Embora pareça estranha, é legítima a pretensão de um casal de fixar multa para o caso de infidelidade em um pacto antenupcial. O Código Civil Brasileiro já prevê o dever de fidelidade, e a cláusula penal serve, nesse contexto, para reforçar o cumprimento do dever.

Além disso, o poder público deve exercer a mínima interferência possível na esfera privada. Assim, o pacto antenupcial, como fruto da deliberação conjunta do casal e da autonomia privada, serve para que eles escolham termos que melhor se adequem à vida que escolheram levar a dois.

Com essa justificativa, a juíza Maria Luiza de Andrade Rangel Pires, da Vara de Registros Públicos da Comarca de Belo Horizonte, julgou improcedente a dúvida suscitada por uma tabeliã do cartório de registro Civil e Notas na capital mineira e autorizou a lavratura de um pacto antenupcial com cláusula penal que estabelece multa de R$ 180 mil em caso de eventual traição de qualquer uma das partes.
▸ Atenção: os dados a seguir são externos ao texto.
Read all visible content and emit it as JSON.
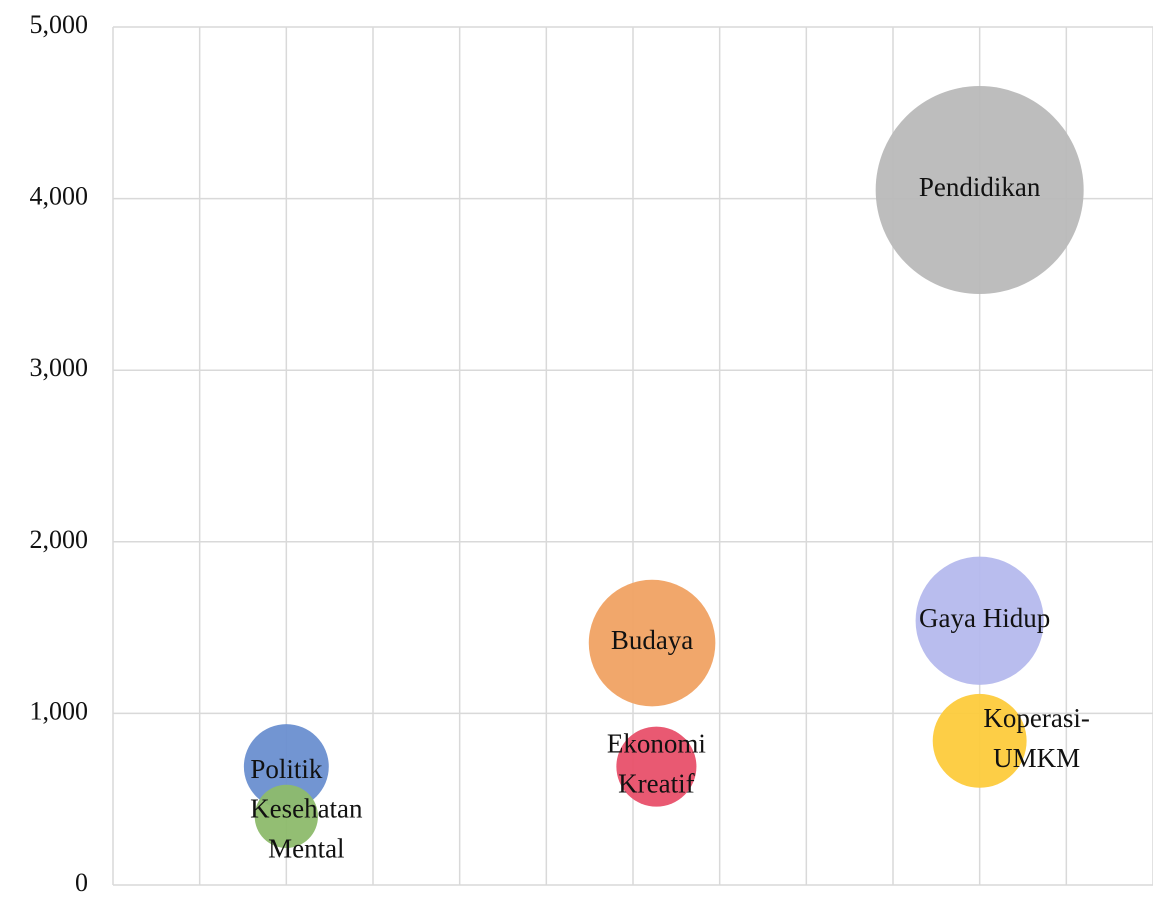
{
  "chart_data": {
    "type": "bubble",
    "xlim": [
      0,
      12
    ],
    "xticks": [
      0,
      1,
      2,
      3,
      4,
      5,
      6,
      7,
      8,
      9,
      10,
      11,
      12
    ],
    "ylim": [
      0,
      5000
    ],
    "yticks": [
      0,
      {
        "value": 1000,
        "label": "1,000"
      },
      {
        "value": 2000,
        "label": "2,000"
      },
      {
        "value": 3000,
        "label": "3,000"
      },
      {
        "value": 4000,
        "label": "4,000"
      },
      {
        "value": 5000,
        "label": "5,000"
      }
    ],
    "grid": true,
    "series": [
      {
        "name": "Politik",
        "color": "#6a8fd0",
        "x": [
          2
        ],
        "values": [
          690
        ],
        "sizes": [
          18
        ]
      },
      {
        "name": "Kesehatan\nMental",
        "color": "#8dbb6b",
        "x": [
          2
        ],
        "values": [
          400
        ],
        "sizes": [
          10
        ]
      },
      {
        "name": "Budaya",
        "color": "#f0a263",
        "x": [
          6.22
        ],
        "values": [
          1410
        ],
        "sizes": [
          40
        ]
      },
      {
        "name": "Ekonomi\nKreatif",
        "color": "#e8506a",
        "x": [
          6.27
        ],
        "values": [
          690
        ],
        "sizes": [
          16
        ]
      },
      {
        "name": "Pendidikan",
        "color": "#b9b9b9",
        "x": [
          10
        ],
        "values": [
          4050
        ],
        "sizes": [
          108
        ]
      },
      {
        "name": "Gaya Hidup",
        "color": "#b5b9ed",
        "x": [
          10
        ],
        "values": [
          1540
        ],
        "sizes": [
          41
        ]
      },
      {
        "name": "Koperasi-\nUMKM",
        "color": "#fdcb3c",
        "x": [
          10
        ],
        "values": [
          840
        ],
        "sizes": [
          22
        ]
      }
    ]
  }
}
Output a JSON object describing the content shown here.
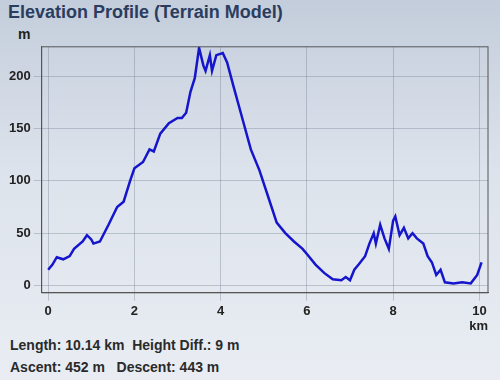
{
  "chart_data": {
    "type": "line",
    "title": "Elevation Profile (Terrain Model)",
    "y_label": "m",
    "x_label": "km",
    "annotations": [
      "Length: 10.14 km  Height Diff.: 9 m",
      "Ascent: 452 m   Descent: 443 m"
    ],
    "x": [
      0.0,
      0.1,
      0.2,
      0.35,
      0.5,
      0.6,
      0.8,
      0.9,
      1.0,
      1.05,
      1.2,
      1.4,
      1.6,
      1.75,
      1.9,
      2.0,
      2.2,
      2.35,
      2.45,
      2.6,
      2.8,
      3.0,
      3.1,
      3.2,
      3.3,
      3.4,
      3.5,
      3.6,
      3.65,
      3.75,
      3.8,
      3.9,
      4.05,
      4.15,
      4.3,
      4.5,
      4.7,
      4.9,
      5.1,
      5.3,
      5.5,
      5.7,
      5.9,
      6.0,
      6.2,
      6.4,
      6.6,
      6.8,
      6.9,
      7.0,
      7.1,
      7.2,
      7.35,
      7.45,
      7.55,
      7.6,
      7.7,
      7.8,
      7.9,
      8.0,
      8.05,
      8.15,
      8.25,
      8.35,
      8.45,
      8.55,
      8.7,
      8.8,
      8.9,
      9.0,
      9.1,
      9.2,
      9.4,
      9.6,
      9.8,
      9.95,
      10.05
    ],
    "values": [
      15,
      20,
      27,
      25,
      28,
      35,
      42,
      48,
      44,
      40,
      42,
      58,
      75,
      80,
      100,
      112,
      118,
      130,
      128,
      145,
      155,
      160,
      160,
      165,
      185,
      198,
      227,
      210,
      205,
      220,
      205,
      220,
      222,
      213,
      190,
      160,
      130,
      110,
      85,
      60,
      50,
      42,
      35,
      30,
      20,
      12,
      6,
      5,
      8,
      5,
      15,
      20,
      28,
      40,
      50,
      40,
      58,
      45,
      35,
      62,
      66,
      48,
      55,
      45,
      50,
      45,
      40,
      28,
      22,
      10,
      15,
      3,
      2,
      3,
      2,
      10,
      22
    ],
    "color": "#1515cc",
    "xlim": [
      -0.15,
      10.2
    ],
    "xticks": [
      0,
      2,
      4,
      6,
      8,
      10
    ],
    "ylim": [
      -7,
      228
    ],
    "yticks": [
      0,
      50,
      100,
      150,
      200
    ],
    "grid": true
  }
}
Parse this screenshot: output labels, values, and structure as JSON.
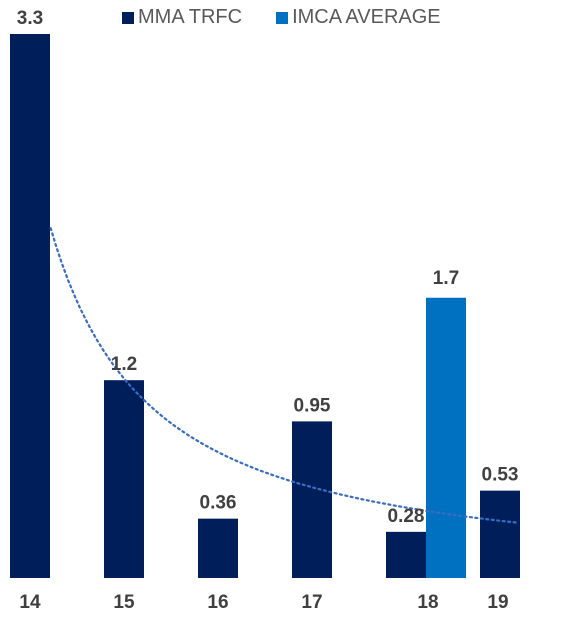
{
  "chart_data": {
    "type": "bar",
    "categories": [
      "14",
      "15",
      "16",
      "17",
      "18",
      "19"
    ],
    "series": [
      {
        "name": "MMA TRFC",
        "color": "#001e5a",
        "values": [
          3.3,
          1.2,
          0.36,
          0.95,
          0.28,
          0.53
        ],
        "labels": [
          "3.3",
          "1.2",
          "0.36",
          "0.95",
          "0.28",
          "0.53"
        ]
      },
      {
        "name": "IMCA AVERAGE",
        "color": "#0070c0",
        "values": [
          null,
          null,
          null,
          null,
          1.7,
          null
        ],
        "labels": [
          "",
          "",
          "",
          "",
          "1.7",
          ""
        ]
      }
    ],
    "trendline": {
      "style": "dotted",
      "color": "#3a6cc0",
      "fit": "power"
    },
    "ylim": [
      0,
      3.3
    ],
    "grid": false,
    "legend_position": "top"
  }
}
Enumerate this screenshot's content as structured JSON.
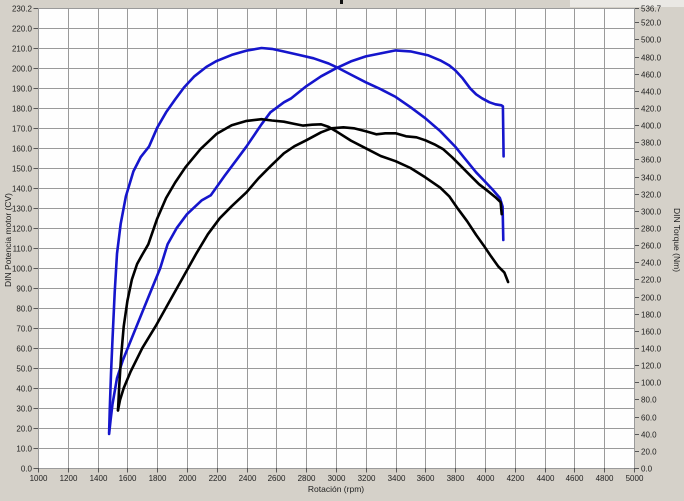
{
  "chart_data": {
    "type": "line",
    "title": "",
    "xlabel": "Rotación (rpm)",
    "ylabel_left": "DIN Potencia motor (CV)",
    "ylabel_right": "DIN Torque (Nm)",
    "x_range": [
      1000,
      5000
    ],
    "x_ticks": [
      1000,
      1200,
      1400,
      1600,
      1800,
      2000,
      2200,
      2400,
      2600,
      2800,
      3000,
      3200,
      3400,
      3600,
      3800,
      4000,
      4200,
      4400,
      4600,
      4800,
      5000
    ],
    "y_left_range": [
      0,
      230.2
    ],
    "y_left_ticks": [
      230.2,
      220,
      210,
      200,
      190,
      180,
      170,
      160,
      150,
      140,
      130,
      120,
      110,
      100,
      90,
      80,
      70,
      60,
      50,
      40,
      30,
      20,
      10,
      0
    ],
    "y_right_range": [
      0,
      536.7
    ],
    "y_right_ticks": [
      536.7,
      520,
      500,
      480,
      460,
      440,
      420,
      400,
      380,
      360,
      340,
      320,
      300,
      280,
      260,
      240,
      220,
      200,
      180,
      160,
      140,
      120,
      100,
      80,
      60,
      40,
      20,
      0
    ],
    "grid": true,
    "legend": "none",
    "colors": {
      "blue_run": "#1515cc",
      "black_run": "#000000",
      "grid": "#9a9a9a",
      "plot_bg": "#fefefe",
      "frame_bg": "#d5d1c9",
      "label": "#1f1f1f"
    },
    "series": [
      {
        "name": "blue-power",
        "axis": "left",
        "unit": "CV",
        "color": "#1515cc",
        "peak": {
          "rpm": 3400,
          "value": 209
        },
        "points": [
          [
            1477,
            17
          ],
          [
            1487,
            24
          ],
          [
            1500,
            32
          ],
          [
            1530,
            45
          ],
          [
            1570,
            54
          ],
          [
            1640,
            67
          ],
          [
            1700,
            78
          ],
          [
            1760,
            89
          ],
          [
            1820,
            100
          ],
          [
            1870,
            112
          ],
          [
            1930,
            120
          ],
          [
            2000,
            127
          ],
          [
            2100,
            134
          ],
          [
            2160,
            136.5
          ],
          [
            2250,
            146
          ],
          [
            2340,
            155
          ],
          [
            2400,
            161
          ],
          [
            2500,
            172
          ],
          [
            2560,
            178
          ],
          [
            2650,
            183
          ],
          [
            2700,
            185
          ],
          [
            2800,
            191
          ],
          [
            2900,
            196
          ],
          [
            3000,
            200
          ],
          [
            3100,
            203.5
          ],
          [
            3200,
            206
          ],
          [
            3300,
            207.5
          ],
          [
            3400,
            209
          ],
          [
            3500,
            208.5
          ],
          [
            3560,
            207.5
          ],
          [
            3620,
            206.5
          ],
          [
            3700,
            204
          ],
          [
            3760,
            201.5
          ],
          [
            3800,
            199
          ],
          [
            3850,
            195
          ],
          [
            3900,
            190
          ],
          [
            3940,
            187
          ],
          [
            3980,
            185
          ],
          [
            4030,
            183
          ],
          [
            4070,
            182
          ],
          [
            4110,
            181.5
          ],
          [
            4120,
            181
          ],
          [
            4125,
            156
          ]
        ]
      },
      {
        "name": "blue-torque",
        "axis": "right",
        "unit": "Nm",
        "color": "#1515cc",
        "peak": {
          "rpm": 2500,
          "value": 490
        },
        "points": [
          [
            1477,
            41
          ],
          [
            1482,
            70
          ],
          [
            1490,
            110
          ],
          [
            1500,
            150
          ],
          [
            1515,
            205
          ],
          [
            1530,
            250
          ],
          [
            1555,
            285
          ],
          [
            1590,
            317
          ],
          [
            1640,
            346
          ],
          [
            1690,
            363
          ],
          [
            1745,
            375
          ],
          [
            1800,
            397
          ],
          [
            1860,
            415
          ],
          [
            1920,
            430
          ],
          [
            1980,
            444
          ],
          [
            2050,
            457
          ],
          [
            2130,
            468
          ],
          [
            2200,
            475
          ],
          [
            2300,
            482
          ],
          [
            2400,
            487
          ],
          [
            2500,
            490
          ],
          [
            2570,
            489
          ],
          [
            2650,
            486
          ],
          [
            2750,
            482
          ],
          [
            2850,
            478
          ],
          [
            2950,
            472
          ],
          [
            3000,
            468
          ],
          [
            3100,
            459
          ],
          [
            3200,
            450
          ],
          [
            3300,
            442
          ],
          [
            3400,
            433
          ],
          [
            3500,
            421
          ],
          [
            3600,
            408
          ],
          [
            3700,
            393
          ],
          [
            3800,
            375
          ],
          [
            3870,
            360
          ],
          [
            3940,
            345
          ],
          [
            3990,
            336
          ],
          [
            4050,
            325
          ],
          [
            4100,
            315
          ],
          [
            4118,
            305
          ],
          [
            4123,
            266
          ]
        ]
      },
      {
        "name": "black-power",
        "axis": "left",
        "unit": "CV",
        "color": "#000000",
        "peak": {
          "rpm": 3050,
          "value": 170.5
        },
        "points": [
          [
            1537,
            29
          ],
          [
            1550,
            34
          ],
          [
            1575,
            40
          ],
          [
            1620,
            48
          ],
          [
            1700,
            60
          ],
          [
            1790,
            71
          ],
          [
            1880,
            83
          ],
          [
            1970,
            95
          ],
          [
            2060,
            107
          ],
          [
            2140,
            117
          ],
          [
            2220,
            125
          ],
          [
            2300,
            131
          ],
          [
            2400,
            138
          ],
          [
            2480,
            145
          ],
          [
            2560,
            151
          ],
          [
            2650,
            157.5
          ],
          [
            2720,
            161
          ],
          [
            2800,
            164
          ],
          [
            2900,
            168
          ],
          [
            2970,
            170
          ],
          [
            3050,
            170.5
          ],
          [
            3120,
            170
          ],
          [
            3200,
            168.5
          ],
          [
            3270,
            167
          ],
          [
            3330,
            167.5
          ],
          [
            3400,
            167.5
          ],
          [
            3470,
            166
          ],
          [
            3540,
            165.5
          ],
          [
            3600,
            164
          ],
          [
            3660,
            162
          ],
          [
            3720,
            159.5
          ],
          [
            3780,
            155.5
          ],
          [
            3840,
            151
          ],
          [
            3900,
            146.5
          ],
          [
            3960,
            142
          ],
          [
            4020,
            138.5
          ],
          [
            4070,
            135.5
          ],
          [
            4105,
            133
          ],
          [
            4112,
            127
          ]
        ]
      },
      {
        "name": "black-torque",
        "axis": "right",
        "unit": "Nm",
        "color": "#000000",
        "peak": {
          "rpm": 2500,
          "value": 407
        },
        "points": [
          [
            1537,
            67
          ],
          [
            1545,
            95
          ],
          [
            1558,
            130
          ],
          [
            1575,
            165
          ],
          [
            1600,
            195
          ],
          [
            1630,
            220
          ],
          [
            1665,
            238
          ],
          [
            1700,
            249
          ],
          [
            1740,
            261
          ],
          [
            1800,
            291
          ],
          [
            1860,
            315
          ],
          [
            1920,
            333
          ],
          [
            1990,
            351
          ],
          [
            2090,
            372
          ],
          [
            2200,
            390
          ],
          [
            2300,
            400
          ],
          [
            2400,
            405
          ],
          [
            2500,
            407
          ],
          [
            2570,
            405.5
          ],
          [
            2650,
            404
          ],
          [
            2720,
            401.5
          ],
          [
            2780,
            399.5
          ],
          [
            2840,
            400.5
          ],
          [
            2900,
            401
          ],
          [
            2950,
            398
          ],
          [
            3000,
            393
          ],
          [
            3100,
            382
          ],
          [
            3200,
            373
          ],
          [
            3300,
            364
          ],
          [
            3400,
            358
          ],
          [
            3500,
            350
          ],
          [
            3600,
            339
          ],
          [
            3700,
            327
          ],
          [
            3760,
            317
          ],
          [
            3820,
            302
          ],
          [
            3880,
            288
          ],
          [
            3940,
            272
          ],
          [
            3990,
            260
          ],
          [
            4040,
            247
          ],
          [
            4090,
            235
          ],
          [
            4130,
            228
          ],
          [
            4155,
            217
          ]
        ]
      }
    ]
  }
}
A juíza destacou, ainda, que o acordo é um negócio jurídico, que não impede que sejam previstas regras extrapatrimoniais, desde que não sejam contrárias à legislação brasileira.

De acordo com os autos, uma oficial do cartório havia levantado “dúvida registral” a respeito de um requerimento do casal durante o procedimento de habilitação de casamento com opção pelo regime de separação de bens.
A tabeliã rejeitou parte do conteúdo do pacto antenupcial por considerar que esse instrumento “deve se restringir a tratar do regime de bens entre os cônjuges”. O casal, inconformado, recorreu à Justiça.

Em sua sentença, a juíza deixa claro que a exigência do casal não contraria as leis brasileiras, já que o dever de fidelidade mútua também é previsto no Código Civil Brasileiro — artigo 1.566, inciso I. Segundo ela, a multa como punição somente reforçaria o cumprimento desse dever.

“A questão da possibilidade de tal inclusão é bastante controvertida e tem suscitado discussões no meio doutrinário, parecendo-me mais adequada, a par dos substanciosos argumentos apresentados pela zelosa Tabeliã, a posição daqueles que a admitem. É que o pacto possui natureza de negócio jurídico, de modo que, embora seu conteúdo primordial seja mesmo patrimonial, acerca do regime de bens adotado pelo casal, nada obsta que possam os nubentes também, no referido instrumento, estabelecer ajustes extrapatrimoniais, desde que não contrários à legislação brasileira”, sustentou a juíza Maria Luiza em sua decisão.

O pacto antenupcial nos moldes pretendidos pelo casal, explica a magistrada, deve observar as balizas impostas pelo artigo 104 do Código Civil, quais sejam, a de ter partes capazes, objeto lícito e forma legal.

Para sustentar tal decisão, ela cita Maria Berenice Dias, autora do Manual de Direito das Famílias, que aponta a inexistência de impedimento para que as pessoas que vão se casar determinem, também, questões de natureza não patrimonial, uma vez que o exercício da autonomia privada das partes encontraria limitação apenas na lei.

Ainda a corroborar essa posição, há o Enunciado 635 da VIII Jornada de Direito Civil, promovida pelo Centro de Estudos Judiciários do Conselho da Justiça Federal: “O pacto antenupcial e o contrato de convivência podem conter cláusulas existenciais, desde que estas não violem os princípios da dignidade humana, da igualdade entre os cônjuges e da solidariedade familiar.”

O Ministério Público havia se manifestado apenas pelo regular prosseguimento do feito.